Nuestra pregunta sería: ¿por qué se estigmatiza al pueblo mexicano? ¿Por qué no se han prohibido los vuelos procedentes de Estados Unidos y de los países europeos donde se han detectado casos de la enfermedad, así como lo hicieron las autoridades argentinas con los aviones provinentes de México? El estigma no da para todos, parece.

Otros articulistas han tratado las relaciones que existen entre esta enfermedad y los intereses comerciales de las transnacionales farmacéuticas. Pero también hay que añadir que con ella se ha pretendido activar un estado de alarma generalizado, que parece ir amainando poco a poco. No obstante, en la cresta de la psicosis y no sólo en México, se hizo «venta loca» de mascarillas. En El Salvador, la cosa no dio para tanto. Solamente una universidad privada decretó suspensión de clases por un alumno que supuestamente contrajo la gripe, cosa ante la cual las autoridades de salud del gobierno saliente tienen una solución eficaz: el acetaminofén, medicina que, dado el desabastecimiento padecido por la red pública, es capaz de curar el cáncer, la sífilis y cualquier cosa más.

Lo peligroso de estos estados de psicosis provocados mediáticamente, a veces, y con la complicidad de determinados gobiernos otras veces, es que desatan el miedo al otro. Las telenovelas mexicanas ya no tienen escenas románticas con besos. Frente a ello, es valiente el gesto de la poeta salvadoreña residente en el D.F., Lauri García Dueñas. En su blog (http://laurigarcialuciernaga.blogspot.com) aparece cubierta únicamente con una mascarilla y proclama, desde la azotea de un edificio: «Estoy cansada del pánico de la Gran Ciudad, de las consecuencias de esta peste de influenza que nos volvió personas atemorizadas, chistes de lo que fuimos cuando nuestra vida era el tranquilo fluir de nuestras circunstancias. Protesto y propongo desde mi hacer poético la desnudez, un arrancarnos las máscaras, los tapabocas, y volver a confiar en que todo-va-a-estar-bien».
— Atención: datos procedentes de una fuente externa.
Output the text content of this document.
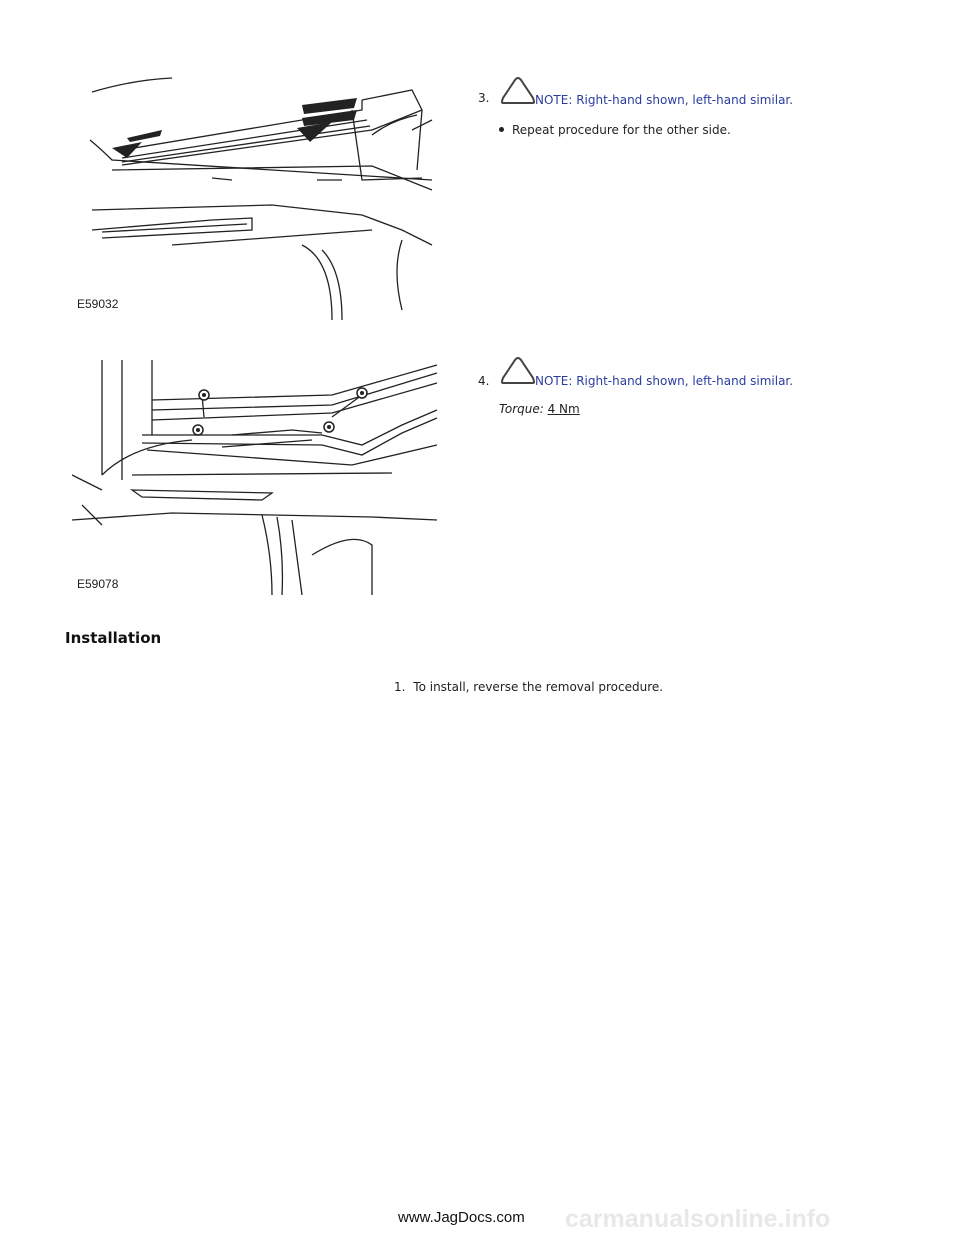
E59032
3.	NOTE: Right-hand shown, left-hand similar.
Repeat procedure for the other side.
E59078
4.	NOTE: Right-hand shown, left-hand similar.
Torque: 4 Nm
Installation
1. To install, reverse the removal procedure.
www.JagDocs.com carmanualsonline.info
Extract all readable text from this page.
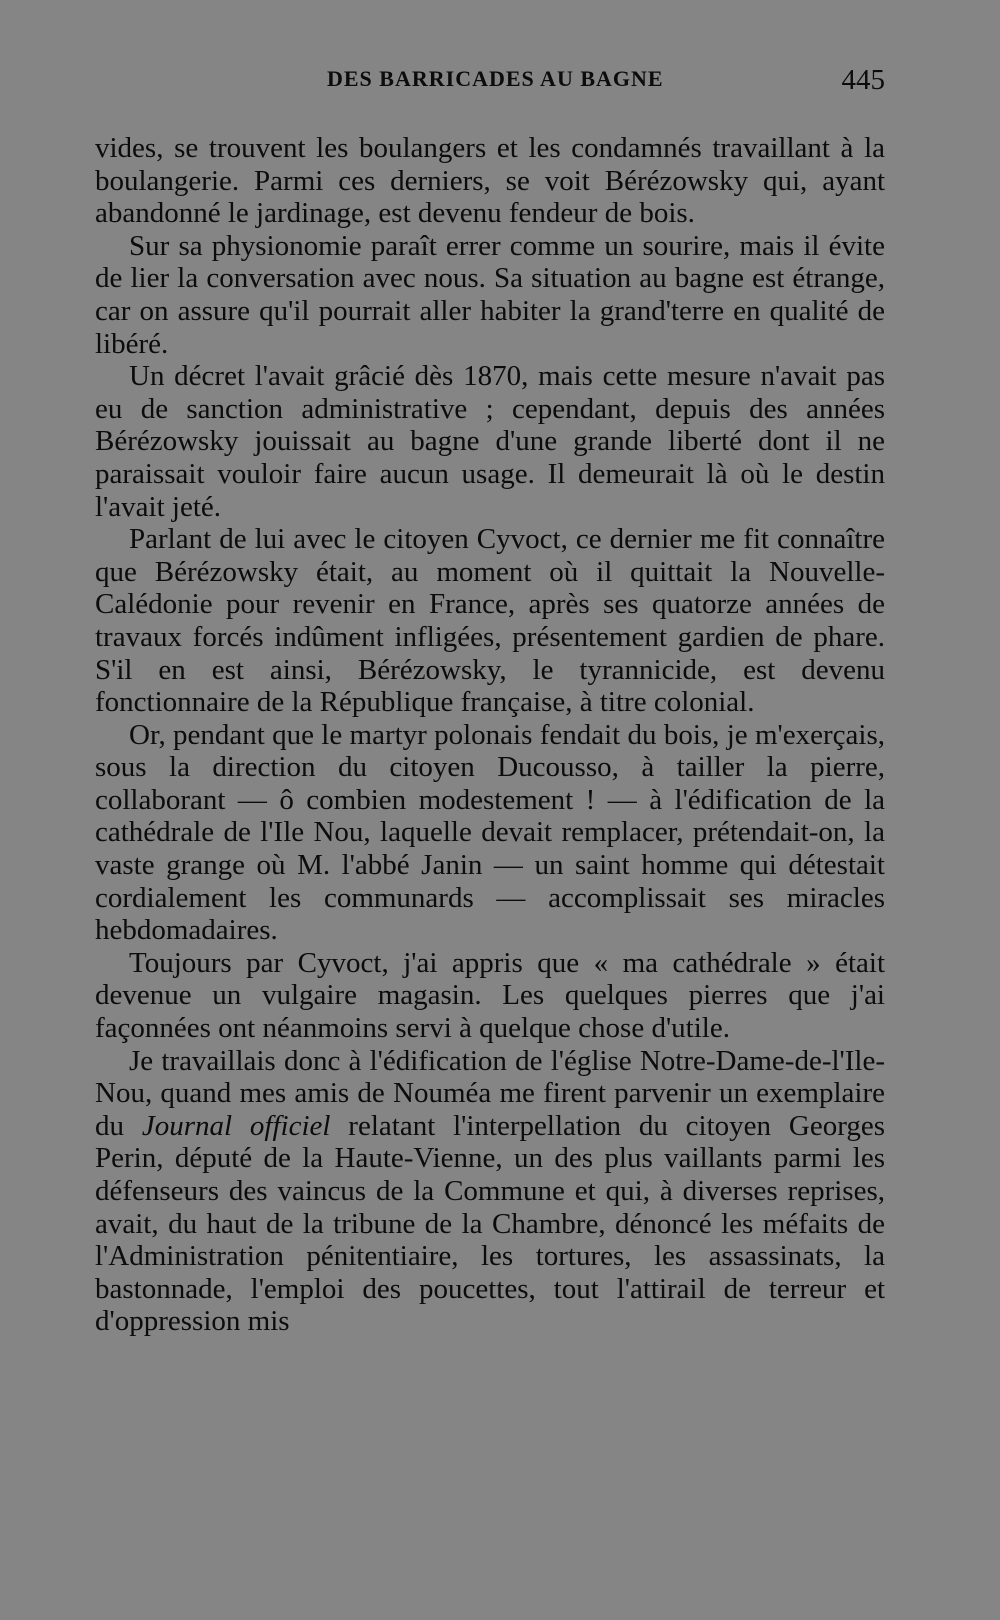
DES BARRICADES AU BAGNE	445

vides, se trouvent les boulangers et les condamnés travaillant à la boulangerie. Parmi ces derniers, se voit Bérézowsky qui, ayant abandonné le jardinage, est devenu fendeur de bois.

Sur sa physionomie paraît errer comme un sourire, mais il évite de lier la conversation avec nous. Sa situation au bagne est étrange, car on assure qu'il pourrait aller habiter la grand'terre en qualité de libéré.

Un décret l'avait grâcié dès 1870, mais cette mesure n'avait pas eu de sanction administrative ; cependant, depuis des années Bérézowsky jouissait au bagne d'une grande liberté dont il ne paraissait vouloir faire aucun usage. Il demeurait là où le destin l'avait jeté.

Parlant de lui avec le citoyen Cyvoct, ce dernier me fit connaître que Bérézowsky était, au moment où il quittait la Nouvelle-Calédonie pour revenir en France, après ses quatorze années de travaux forcés indûment infligées, présentement gardien de phare. S'il en est ainsi, Bérézowsky, le tyrannicide, est devenu fonctionnaire de la République française, à titre colonial.

Or, pendant que le martyr polonais fendait du bois, je m'exerçais, sous la direction du citoyen Ducousso, à tailler la pierre, collaborant — ô combien modestement ! — à l'édification de la cathédrale de l'Ile Nou, laquelle devait remplacer, prétendait-on, la vaste grange où M. l'abbé Janin — un saint homme qui détestait cordialement les communards — accomplissait ses miracles hebdomadaires.

Toujours par Cyvoct, j'ai appris que « ma cathédrale » était devenue un vulgaire magasin. Les quelques pierres que j'ai façonnées ont néanmoins servi à quelque chose d'utile.

Je travaillais donc à l'édification de l'église Notre-Dame-de-l'Ile-Nou, quand mes amis de Nouméa me firent parvenir un exemplaire du Journal officiel relatant l'interpellation du citoyen Georges Perin, député de la Haute-Vienne, un des plus vaillants parmi les défenseurs des vaincus de la Commune et qui, à diverses reprises, avait, du haut de la tribune de la Chambre, dénoncé les méfaits de l'Administration pénitentiaire, les tortures, les assassinats, la bastonnade, l'emploi des poucettes, tout l'attirail de terreur et d'oppression mis
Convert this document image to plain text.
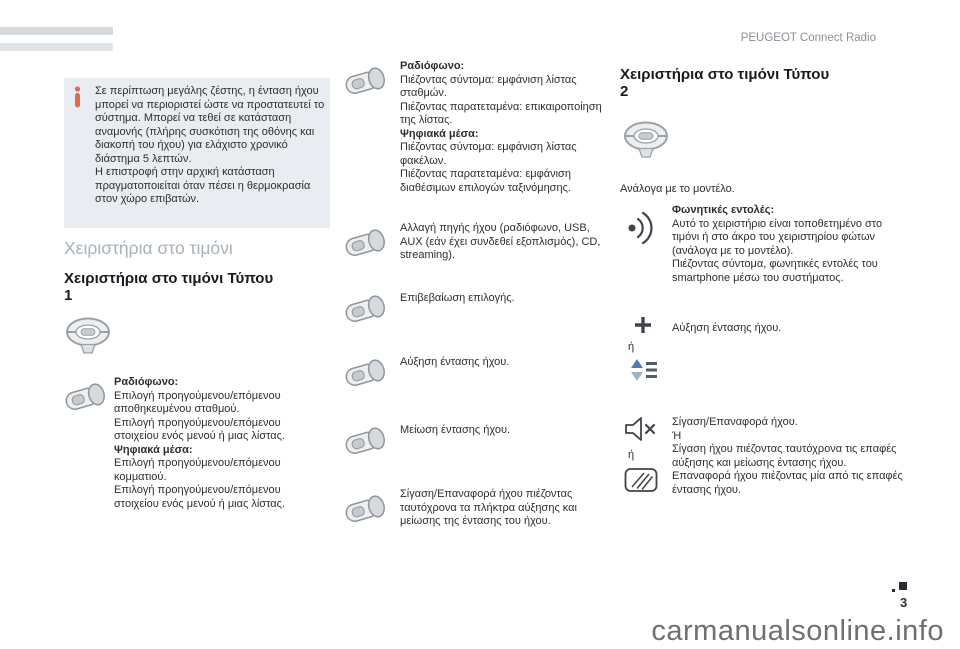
PEUGEOT Connect Radio
Σε περίπτωση μεγάλης ζέστης, η ένταση ήχου μπορεί να περιοριστεί ώστε να προστατευτεί το σύστημα. Μπορεί να τεθεί σε κατάσταση αναμονής (πλήρης συσκότιση της οθόνης και διακοπή του ήχου) για ελάχιστο χρονικό διάστημα 5 λεπτών.
Η επιστροφή στην αρχική κατάσταση πραγματοποιείται όταν πέσει η θερμοκρασία στον χώρο επιβατών.
Χειριστήρια στο τιμόνι
Χειριστήρια στο τιμόνι Τύπου 1
Ραδιόφωνο:
Επιλογή προηγούμενου/επόμενου αποθηκευμένου σταθμού.
Επιλογή προηγούμενου/επόμενου στοιχείου ενός μενού ή μιας λίστας.
Ψηφιακά μέσα:
Επιλογή προηγούμενου/επόμενου κομματιού.
Επιλογή προηγούμενου/επόμενου στοιχείου ενός μενού ή μιας λίστας.
Ραδιόφωνο:
Πιέζοντας σύντομα: εμφάνιση λίστας σταθμών.
Πιέζοντας παρατεταμένα: επικαιροποίηση της λίστας.
Ψηφιακά μέσα:
Πιέζοντας σύντομα: εμφάνιση λίστας φακέλων.
Πιέζοντας παρατεταμένα: εμφάνιση διαθέσιμων επιλογών ταξινόμησης.
Αλλαγή πηγής ήχου (ραδιόφωνο, USB, AUX (εάν έχει συνδεθεί εξοπλισμός), CD, streaming).
Επιβεβαίωση επιλογής.
Αύξηση έντασης ήχου.
Μείωση έντασης ήχου.
Σίγαση/Επαναφορά ήχου πιέζοντας ταυτόχρονα τα πλήκτρα αύξησης και μείωσης της έντασης του ήχου.
Χειριστήρια στο τιμόνι Τύπου 2
Ανάλογα με το μοντέλο.
Φωνητικές εντολές:
Αυτό το χειριστήριο είναι τοποθετημένο στο τιμόνι ή στο άκρο του χειριστηρίου φώτων (ανάλογα με το μοντέλο).
Πιέζοντας σύντομα, φωνητικές εντολές του smartphone μέσω του συστήματος.
ή
Αύξηση έντασης ήχου.
ή
Σίγαση/Επαναφορά ήχου.
Ή
Σίγαση ήχου πιέζοντας ταυτόχρονα τις επαφές αύξησης και μείωσης έντασης ήχου.
Επαναφορά ήχου πιέζοντας μία από τις επαφές έντασης ήχου.
3
carmanualsonline.info
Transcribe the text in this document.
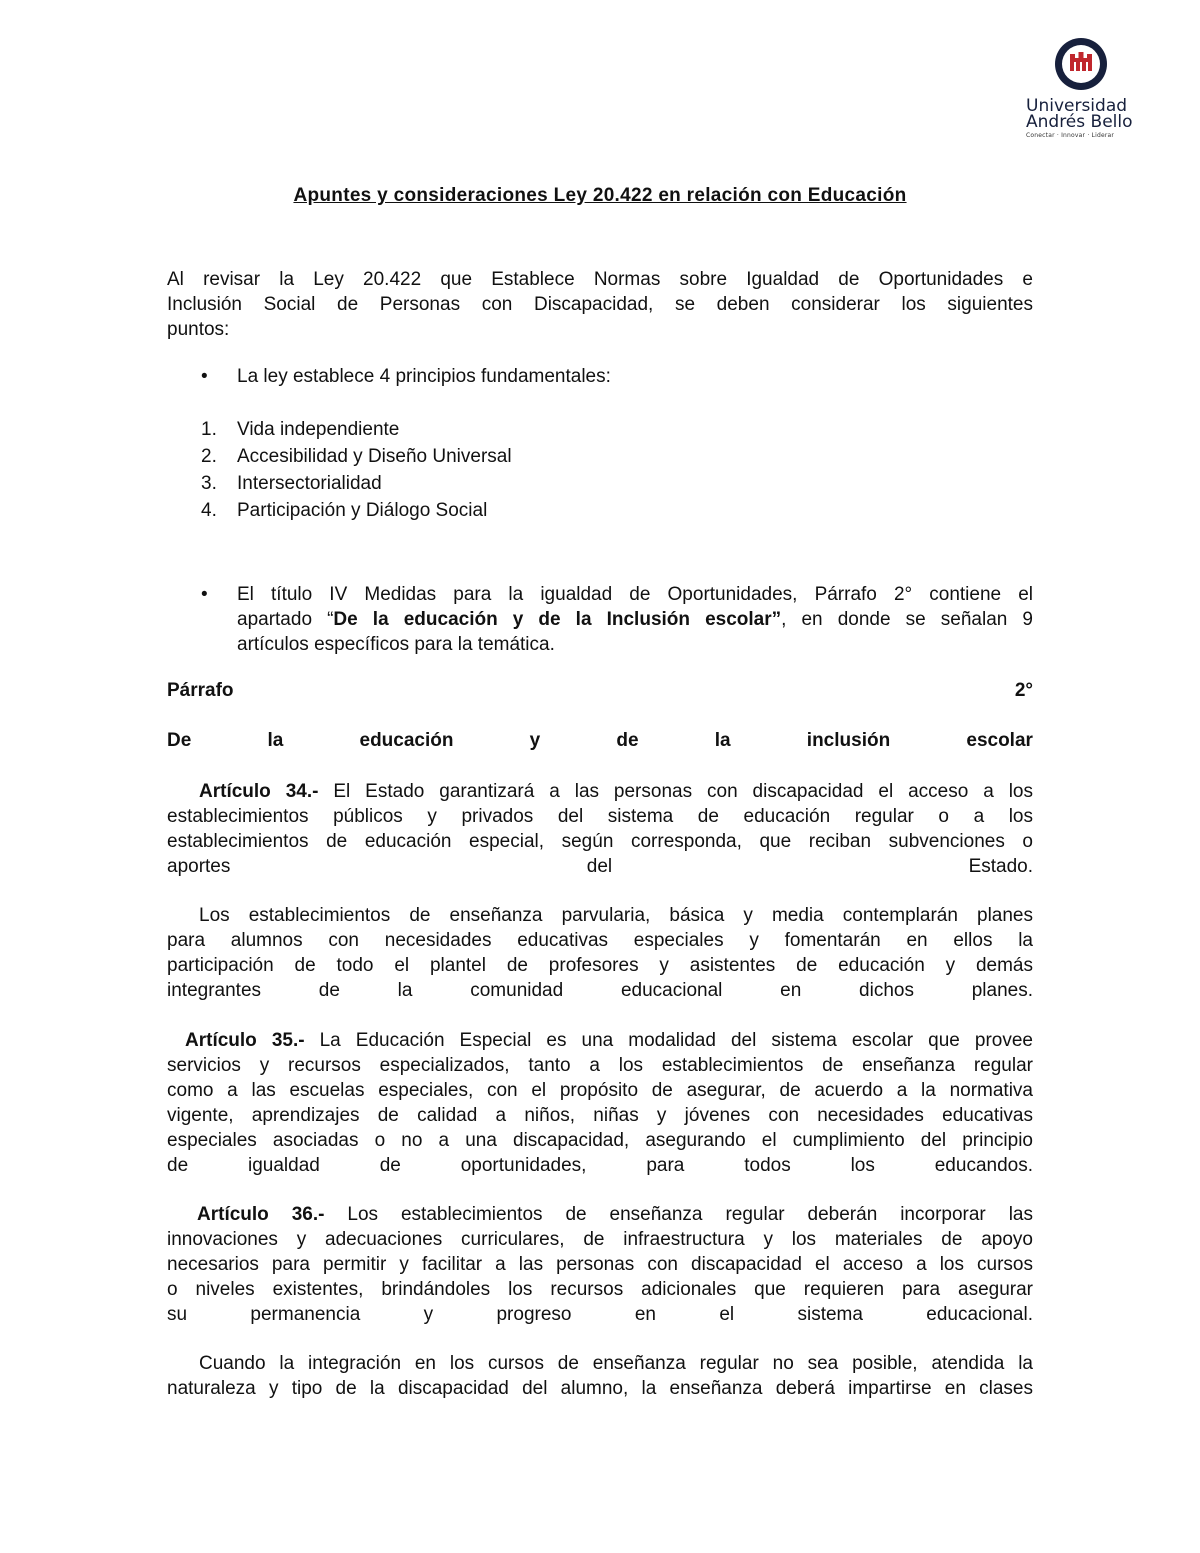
Universidad
Andrés Bello
Conectar · Innovar · Liderar
Apuntes y consideraciones Ley 20.422 en relación con Educación

Al revisar la Ley 20.422 que Establece Normas sobre Igualdad de Oportunidades e

Inclusión Social de Personas con Discapacidad, se deben considerar los siguientes

puntos:

• La ley establece 4 principios fundamentales:
1.	Vida independiente
2.	Accesibilidad y Diseño Universal
3.	Intersectorialidad
4.	Participación y Diálogo Social
• El título IV Medidas para la igualdad de Oportunidades, Párrafo 2° contiene el

apartado “De la educación y de la Inclusión escolar”, en donde se señalan 9

artículos específicos para la temática.

Párrafo	2°
De	la	educación	y	de	la	inclusión	escolar

Artículo 34.- El Estado garantizará a las personas con discapacidad el acceso a los

establecimientos públicos y privados del sistema de educación regular o a los

establecimientos de educación especial, según corresponda, que reciban subvenciones o

aportes del Estado.

Los establecimientos de enseñanza parvularia, básica y media contemplarán planes

para alumnos con necesidades educativas especiales y fomentarán en ellos la

participación de todo el plantel de profesores y asistentes de educación y demás

integrantes de la comunidad educacional en dichos planes.

Artículo 35.- La Educación Especial es una modalidad del sistema escolar que provee

servicios y recursos especializados, tanto a los establecimientos de enseñanza regular

como a las escuelas especiales, con el propósito de asegurar, de acuerdo a la normativa

vigente, aprendizajes de calidad a niños, niñas y jóvenes con necesidades educativas

especiales asociadas o no a una discapacidad, asegurando el cumplimiento del principio

de igualdad de oportunidades, para todos los educandos.

Artículo 36.- Los establecimientos de enseñanza regular deberán incorporar las

innovaciones y adecuaciones curriculares, de infraestructura y los materiales de apoyo

necesarios para permitir y facilitar a las personas con discapacidad el acceso a los cursos

o niveles existentes, brindándoles los recursos adicionales que requieren para asegurar

su permanencia y progreso en el sistema educacional.

Cuando la integración en los cursos de enseñanza regular no sea posible, atendida la

naturaleza y tipo de la discapacidad del alumno, la enseñanza deberá impartirse en clases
Ante las armaduras y corazas utilizadas en la guerra del cerdo (o, mejor dicho, usurpando el nombre del cerdo para convertirlo en arma de temor masivo), quizá el gesto más válido sea la aparente debilidad de la desnudez, de lo inerme de la condición humana. Besos sin mascarillas, aeropuertos sin detectores de calor o de nacionalidad, solidaridad con los enfermos y con los que no lo están. No puedo menos que terminar estas líneas recordando una foto de una pinta anarquista en el barrio popular de San Telmo, en Buenos Aires: «La inseguridad es el seguro de vida de los explotadores».